Nevada has welcomed the use of proxies in the SuperContest, though the initial entry must be made in-state. But the insider suspects the NJ DGE would be more likely to block, and have to police, the use of proxies, creating significant extra effort, expense, and liability.
What happens in Vegas …
The SuperContest, operated by the Westgate Las Vegas, remains the world’s premier NFL picks competition, attracting high-profile entrants like Jeopardy! champ James Holzhauer and generating a 2018 prize pool in excess of $4 mm. The $1,500 buy-in event, in which each entrant chooses five games to pick against the spread each week, garnered 3,123 contestants last year. That number is almost certain to grow in 2019.
Nobody expects New Jersey to compete with those stats out of the gate — and presumably the buy-ins would be much lower. (In Pennsylvania, SugarHouse is experimenting with just 10% of the SuperContest entry fee.)
Also, in New Jersey, if such contests were up and running this NFL season, there might be a half-dozen or more sportsbooks offering them, and that array of options would reduce the entry numbers for any individual contest.

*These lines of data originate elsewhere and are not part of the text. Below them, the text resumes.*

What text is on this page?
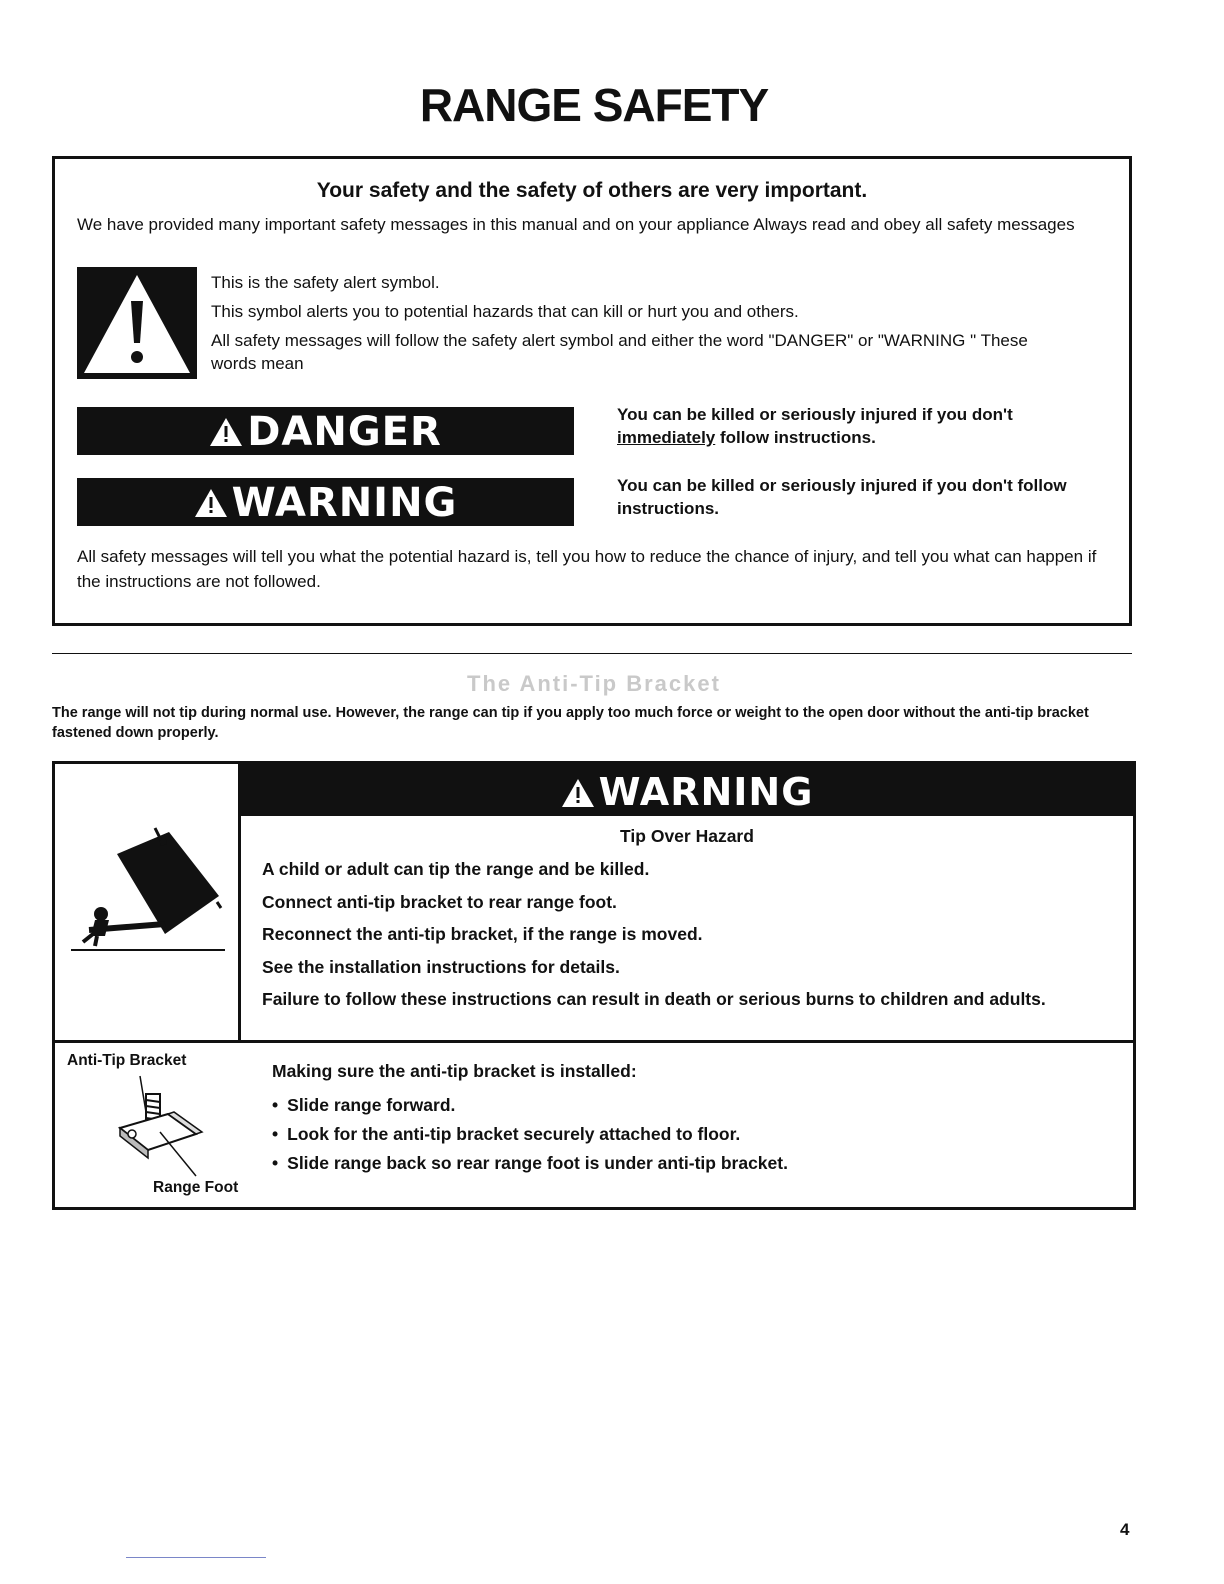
RANGE SAFETY
Your safety and the safety of others are very important.
We have provided many important safety messages in this manual and on your appliance Always read and obey all safety messages

This is the safety alert symbol.

This symbol alerts you to potential hazards that can kill or hurt you and others.

All safety messages will follow the safety alert symbol and either the word "DANGER" or "WARNING " These words mean

DANGER	You can be killed or seriously injured if you don't immediately follow instructions.
WARNING	You can be killed or seriously injured if you don't follow instructions.
All safety messages will tell you what the potential hazard is, tell you how to reduce the chance of injury, and tell you what can happen if the instructions are not followed.
The Anti-Tip Bracket
The range will not tip during normal use. However, the range can tip if you apply too much force or weight to the open door without the anti-tip bracket fastened down properly.
WARNING
Tip Over Hazard

A child or adult can tip the range and be killed.

Connect anti-tip bracket to rear range foot.

Reconnect the anti-tip bracket, if the range is moved.

See the installation instructions for details.

Failure to follow these instructions can result in death or serious burns to children and adults.

Anti-Tip Bracket
Range Foot
Making sure the anti-tip bracket is installed:
• Slide range forward.
• Look for the anti-tip bracket securely attached to floor.
• Slide range back so rear range foot is under anti-tip bracket.
4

But the way things are looking, NJ sports bettors will only be able to speculate about how big such a contest at any price point could be. Unless something changes in the next month, what many assumed was a given throughout the NFL offseason — that New Jersey sportsbooks would offer their own versions of the SuperContest in 2019 — will soon shift to a “what could have been?” for 2019, and then to a focus of speculation for 2020.